On the FiveThirtyEight Politics podcast, election prognosticators said that former Alaska Gov. Sarah Palin is not a shoo-in for winning this year’s election for Alaska’s lone congressional seat, open since Rep. Don Young died on March 18.
“It’s been nearly 14 years since Sarah Palin rocketed to one of the best-known and most polarizing politicians in the country as John McCain’s running mate in the 2008 presidential election,” said Galen Druke, FiveThirtyEight’s podcast producer and reporter.
Since then, Palin has hinted at comebacks, but her decision to run in this year’s U.S. House election is her first return to electoral politics.
The FiveThirtyEight Politics podcast analysts explain why Palin may not be a shoo-in for the seat left behind when Rep. Don Young died in March. For one thing, she quit the job as governor when the going got tough.
The analysts cited top-line finding from an Alaska Survey Research poll from last October, which tested Palin’s chances against Sen. Lisa Murkowski. The survey found that just 31 percent of Alaskans have a favorable opinion of Palin. That’s the same approximate rating found by the Must Read Alaska poll, conducted by by the national pollster Remington Research Group last week:
“Among broader electorate, she might have issues. She’s not terribly popular,” said Sarah Frostenson, FiveThirtyEight’s politics editor. With the new election system, including an open primary and ranked choice voting general election, “she may not be able to build the coalition she needs to win statewide.”
In the primary, all candidates run together, then appear on the general election ballot in ranked choice voting.

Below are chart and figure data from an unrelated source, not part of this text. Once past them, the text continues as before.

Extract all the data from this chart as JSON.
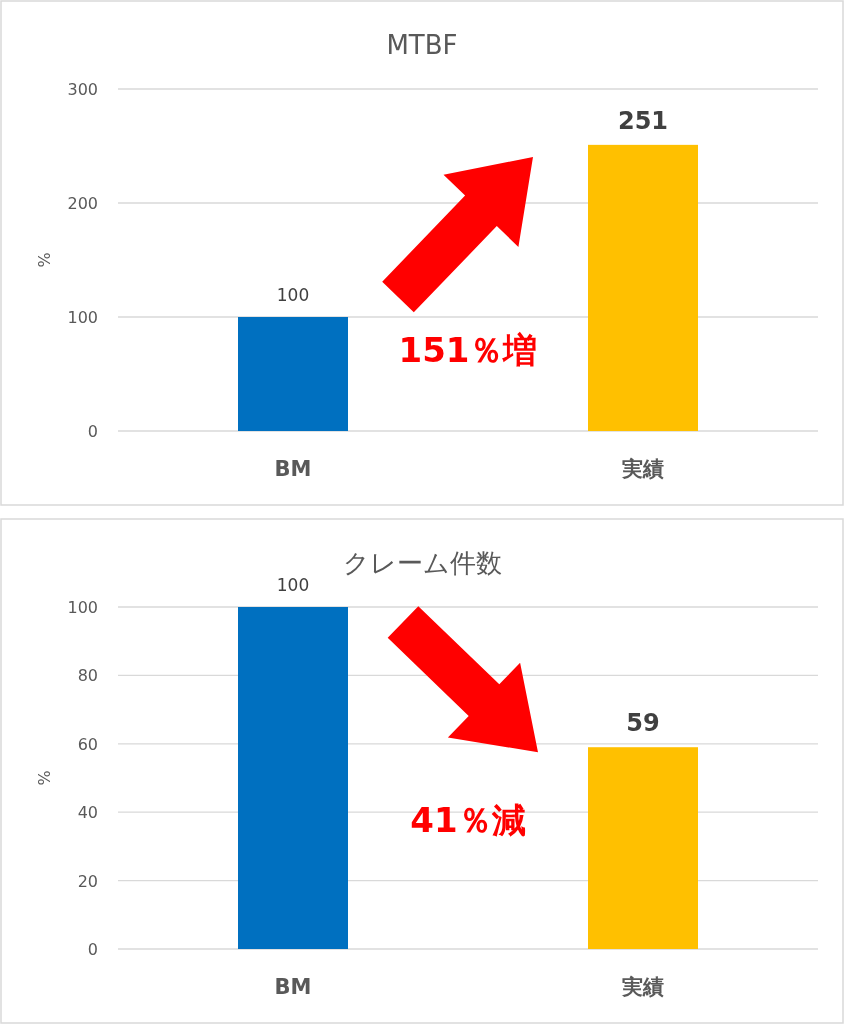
{
  "chart_data": [
    {
      "type": "bar",
      "title": "MTBF",
      "ylabel": "%",
      "categories": [
        "BM",
        "実績"
      ],
      "values": [
        100,
        251
      ],
      "colors": [
        "#0070c0",
        "#ffc000"
      ],
      "ylim": [
        0,
        300
      ],
      "yticks": [
        0,
        100,
        200,
        300
      ],
      "grid": "y",
      "data_labels": true,
      "annotations": [
        "151％増"
      ]
    },
    {
      "type": "bar",
      "title": "クレーム件数",
      "ylabel": "%",
      "categories": [
        "BM",
        "実績"
      ],
      "values": [
        100,
        59
      ],
      "colors": [
        "#0070c0",
        "#ffc000"
      ],
      "ylim": [
        0,
        100
      ],
      "yticks": [
        0,
        20,
        40,
        60,
        80,
        100
      ],
      "grid": "y",
      "data_labels": true,
      "annotations": [
        "41％減"
      ]
    }
  ]
}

If Palin is the lone republican against a democrat, she’ll win, but if up against a more moderate republican, the electorate could team up against her. But with such a fast turnaround on the special election, Palin has the advantage at least at the beginning, because some of the other candidates don’t have well-known names.
The group acknowledged Alaska’s election system is now very confusing under Ballot Measure 2, and that there are other Republicans in the race and the 2020 Democratic nominee Al Gross.
Nate Silver, who runs the FiveThirtyEight, posted an explanation of Palin’s challenges in this video:
FiveThirtyEight is a website that focuses on opinion poll analysis, politics, economics, and sports blogging.